Many employees with rheumatoid arthritis feel their employer lacks understanding or awareness of their condition. Research has even suggested that nearly half are being forced to change jobs since the onset of their illness.
Employee health and wellbeing – spreading the word about rheumatoid arthritis
More than a third (39%) of people with rheumatoid arthritis feel their employer lacks awareness of the condition. This figure has got worse since a similar survey in 2007 (29.5%), the National Rheumatoid Arthritis Society has said.
Despite musculoskeletal illnesses being among the highest causes of lost workdays in the UK, and although more than 400,000 people live with rheumatoid arthritis, awareness of the debilitating condition remains low among employers, its Work Matters survey concluded.
Equally worrying, its poll of 1,500 people found many had been forced to change jobs since the onset of the illness or even compelled to stop working altogether.
There’s been progress in terms of employability of people with rheumatoid arthritis over the past decade, with nearly two thirds (63%) of people with rheumatoid arthritis now in employment today compared to only 55% in 2007, the society conceded.
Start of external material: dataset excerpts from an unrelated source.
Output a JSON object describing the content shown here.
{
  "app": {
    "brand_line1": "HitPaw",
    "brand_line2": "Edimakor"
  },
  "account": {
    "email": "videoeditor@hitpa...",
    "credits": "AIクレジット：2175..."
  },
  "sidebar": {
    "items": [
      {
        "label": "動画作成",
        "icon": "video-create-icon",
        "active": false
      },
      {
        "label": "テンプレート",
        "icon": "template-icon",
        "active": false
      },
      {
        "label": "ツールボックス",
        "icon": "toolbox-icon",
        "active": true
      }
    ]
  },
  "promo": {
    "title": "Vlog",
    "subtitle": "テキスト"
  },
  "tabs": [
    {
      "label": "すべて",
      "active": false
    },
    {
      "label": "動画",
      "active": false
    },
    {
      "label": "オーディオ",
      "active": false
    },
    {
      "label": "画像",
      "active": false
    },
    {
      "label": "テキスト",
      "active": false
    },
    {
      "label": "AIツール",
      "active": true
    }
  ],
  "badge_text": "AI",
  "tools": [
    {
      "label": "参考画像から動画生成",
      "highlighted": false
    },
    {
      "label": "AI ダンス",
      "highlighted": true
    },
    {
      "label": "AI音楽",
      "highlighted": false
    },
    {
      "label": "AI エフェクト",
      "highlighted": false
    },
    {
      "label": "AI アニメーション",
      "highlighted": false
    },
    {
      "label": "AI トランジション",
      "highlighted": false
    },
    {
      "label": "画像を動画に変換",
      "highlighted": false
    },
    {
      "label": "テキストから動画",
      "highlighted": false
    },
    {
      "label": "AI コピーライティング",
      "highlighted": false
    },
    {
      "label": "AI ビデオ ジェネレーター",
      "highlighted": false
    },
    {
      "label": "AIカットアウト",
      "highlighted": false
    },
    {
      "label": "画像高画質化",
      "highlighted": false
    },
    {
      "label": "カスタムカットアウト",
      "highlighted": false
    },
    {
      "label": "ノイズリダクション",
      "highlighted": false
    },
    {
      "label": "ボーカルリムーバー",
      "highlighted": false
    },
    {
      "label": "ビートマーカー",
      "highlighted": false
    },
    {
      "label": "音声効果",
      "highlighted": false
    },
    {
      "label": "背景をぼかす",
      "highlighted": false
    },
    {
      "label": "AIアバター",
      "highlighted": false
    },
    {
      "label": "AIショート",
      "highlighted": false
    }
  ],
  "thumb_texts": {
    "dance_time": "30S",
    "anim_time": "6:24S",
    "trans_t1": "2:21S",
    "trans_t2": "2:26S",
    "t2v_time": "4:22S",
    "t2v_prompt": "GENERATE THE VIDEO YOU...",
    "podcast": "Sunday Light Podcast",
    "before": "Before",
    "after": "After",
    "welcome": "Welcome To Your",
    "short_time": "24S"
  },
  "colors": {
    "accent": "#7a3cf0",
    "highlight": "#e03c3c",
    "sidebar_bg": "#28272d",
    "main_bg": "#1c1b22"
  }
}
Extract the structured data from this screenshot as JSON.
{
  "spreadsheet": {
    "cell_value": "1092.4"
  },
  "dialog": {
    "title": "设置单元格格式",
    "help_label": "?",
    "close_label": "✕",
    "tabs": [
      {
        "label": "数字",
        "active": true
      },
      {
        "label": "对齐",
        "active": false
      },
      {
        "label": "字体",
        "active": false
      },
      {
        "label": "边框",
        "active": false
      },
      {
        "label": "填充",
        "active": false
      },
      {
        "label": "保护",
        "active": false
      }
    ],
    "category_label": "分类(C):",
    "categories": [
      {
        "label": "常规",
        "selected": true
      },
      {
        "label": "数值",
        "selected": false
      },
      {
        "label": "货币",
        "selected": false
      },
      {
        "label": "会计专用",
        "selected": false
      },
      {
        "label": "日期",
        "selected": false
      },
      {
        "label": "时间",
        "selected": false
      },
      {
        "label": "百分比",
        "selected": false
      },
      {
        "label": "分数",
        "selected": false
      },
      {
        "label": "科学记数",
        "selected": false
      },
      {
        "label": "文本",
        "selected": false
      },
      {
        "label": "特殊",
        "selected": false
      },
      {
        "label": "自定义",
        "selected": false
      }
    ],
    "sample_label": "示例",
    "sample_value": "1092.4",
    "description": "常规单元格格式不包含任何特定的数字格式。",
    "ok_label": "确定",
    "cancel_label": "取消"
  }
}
However, more than half of the participants said they would feel unable to continue work if their job became more physically or emotionally demanding, highlighting the need for appropriate workplace support.
Of those surveyed, 41.5% said they had had to change jobs since the onset of the illness. 15% were even forced to stop working altogether.
Adjustments and flexible working
The survey revealed that only half of those working were offered adjustments such as flexible working, reduced hours or special equipment in their last job.
Despite 97% of people with rheumatoid arthritis feeling they were more open about their condition at work, it was felt a rising number of employers still don’t understand the illness and its symptoms.
Awareness levels were lowest within small and medium-sized enterprises who were less likely to have an internal HR department, said the society.
Working participants believed having “time off when feeling unwell or experiencing a flare up” was the biggest barrier they currently faced at work. More than a third (37%) ranked this as a serious or very serious problem.
This was closely followed by “lack of support from an employer or line manager” and one in four found the “lack of understanding from their colleagues” to be a serious problem.
Nearly four out of 10 (39%) of those with rheumatoid arthritis found themselves having to take on part-time positions, and nearly half (48.5%) said they would feel “rather or very insecure” if their condition prevented them from working for a longer period of time.
Risk of mental health knock-on
This, in turn, could lead to anxiety and depression – with mental health issues being the second-highest cause of lost workdays in the UK, said the society.
Matthew Bezzant, policy and public affairs manager at the society, said: “To be progressive, HR teams around the UK and managers of smaller businesses need to understand that conditions like rheumatoid arthritis are manageable in the workplace.
“Our survey highlights that businesses in the UK need access to information on how to create a flexible and supportive working environment in order to adopt this. Sadly, less than half of those surveyed were offered supportive changes in their last job; easy adjustments like flexible working hours, shorter days or special equipment. Ultimately, a physical disability should not limit individual career success,” he added.
So what should employers make of this?
First, yes, rheumatoid arthritis is a debilitating and surprising common condition in the workplace. But because it’s relatively invisible and may often be stoically masked by sufferers, it can be misunderstood, ignored, overlooked or even simply discounted.
Yet, while rheumatoid arthritis can be debilitating, as Cabella Lowe, Professional Head of Musculoskeletal Health at Optima Health highlights, it can also be managed relatively easily, and the adjustments we’re talking about need not be onerous or expensive.
“A flexible, supportive environment should be what all ‘good’ employers aspire to as a minimum anyway and so, in that context, a condition such as rheumatoid arthritis need not be a trial or burden to manage at a day-to-day level,” she points out.
“Moreover, the fact we have an ageing workforce means chronic arthritic and musculoskeletal conditions are becoming ever-more common in the workplace. Therefore this is something more and more employers will be needing to understand, manage and accommodate.
Cabella adds “Finally, employers who are dismissive or complacent about conditions such as rheumatoid arthritis are also putting themselves at greater risk of falling foul of the disability discrimination stipulations with Equality Act.